December 1, 1955. Rosa Parks got on the Montgomery City bus around 6pm after a full day of work. She sat down on the first row of seats in the “colored” section. After three more stops all the “white-only” seats were full. So, the driver moved the “colored section” sign back one row, behind Mrs. Parks. He told the passengers in this row to move back because they were in the white section now. The other three moved. Rosa Parks did not.

The driver asked if she was going to move. She said, “No, I’m not.”
He said, “If you don’t, I’m going to call the police to come arrest you.”
She said, “You may do that.”
She was arrested that day and became a champion of civil rights.

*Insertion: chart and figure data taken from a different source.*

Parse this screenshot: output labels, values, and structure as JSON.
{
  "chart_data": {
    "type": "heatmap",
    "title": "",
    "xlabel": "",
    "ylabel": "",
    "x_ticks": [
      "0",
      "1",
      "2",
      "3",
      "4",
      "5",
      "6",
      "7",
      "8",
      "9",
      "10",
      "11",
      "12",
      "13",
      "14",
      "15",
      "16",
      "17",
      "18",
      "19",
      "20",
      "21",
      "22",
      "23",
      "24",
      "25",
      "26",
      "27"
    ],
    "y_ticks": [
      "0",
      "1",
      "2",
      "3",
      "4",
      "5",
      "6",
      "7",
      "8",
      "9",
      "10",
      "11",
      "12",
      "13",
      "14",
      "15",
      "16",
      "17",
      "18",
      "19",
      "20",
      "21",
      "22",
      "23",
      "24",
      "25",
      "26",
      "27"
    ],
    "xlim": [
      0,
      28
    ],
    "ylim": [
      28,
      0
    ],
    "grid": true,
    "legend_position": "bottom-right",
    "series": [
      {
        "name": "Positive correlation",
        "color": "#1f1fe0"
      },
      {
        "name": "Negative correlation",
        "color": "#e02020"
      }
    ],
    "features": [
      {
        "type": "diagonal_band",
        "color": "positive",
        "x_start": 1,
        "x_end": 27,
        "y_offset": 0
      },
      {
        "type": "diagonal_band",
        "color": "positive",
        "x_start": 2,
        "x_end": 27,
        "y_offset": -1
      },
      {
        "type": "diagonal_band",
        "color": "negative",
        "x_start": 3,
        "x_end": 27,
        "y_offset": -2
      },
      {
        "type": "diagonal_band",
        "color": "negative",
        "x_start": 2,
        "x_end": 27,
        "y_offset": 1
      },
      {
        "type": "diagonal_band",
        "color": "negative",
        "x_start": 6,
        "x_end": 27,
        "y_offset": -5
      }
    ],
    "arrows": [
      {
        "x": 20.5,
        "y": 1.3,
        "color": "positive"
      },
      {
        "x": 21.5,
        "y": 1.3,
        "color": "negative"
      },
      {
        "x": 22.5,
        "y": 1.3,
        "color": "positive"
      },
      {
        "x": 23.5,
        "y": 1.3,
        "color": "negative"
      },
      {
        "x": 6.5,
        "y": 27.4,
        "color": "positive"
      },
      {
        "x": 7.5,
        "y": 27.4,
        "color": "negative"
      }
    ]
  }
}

What did Rosa Parks do that made her a hero? She sat down and nothing else. She said, “no.”

The Rosa Parks Principle, for life and leadership, is sometimes the best thing to do is nothing and the right thing to say is no.

Listen, I’m not saying don’t do anything. Mrs. Parks worked that day. I am saying sometimes when our work is done, it’s right to do nothing more. When other people try to move the line and make you feel more is required it’s okay to say, “No.”

The right way to live is to make sure our work is done with excellence, our families receive all the care they need to thrive emotionally/spiritually/physically, and we do as much good as we can for our communities. All three are equally necessary for a proper life. If we feel this is impossible, it is because other people moved the line of what is expected of us, and we allowed it instead of saying, “no.”

At work, we let the line move towards shortcuts that allow us to avoid excellence because we accept the lies of mediocrity and status quo instead of the truth of our real potential. Others let the line move towards overload because we believe the lie that our identity comes from more compensation, praise, and a better position, so we strive for something else and miss excellence.

At home, we allow other people to set the line and let our schools, clubs, sports teams, hobbies, etc. distract us from our privilege and responsibility make sure our partner/children/grandchildren really are thriving.

In our communities, we let other people move the line towards values we don’t hold and decisions we don’t agree with because we are too busy or disinterested to be involved and make sure everyone else has the best opportunity to live in peace and fulfillment.

It happens because we don’t say “No.”
We don’t say, “No” because we don’t want the consequences.
Rosa Parks got arrested. Doing the right thing has to be worth the consequences or you will let other people move the line and you will never learn to say, “no” for the sake of your work, family or community.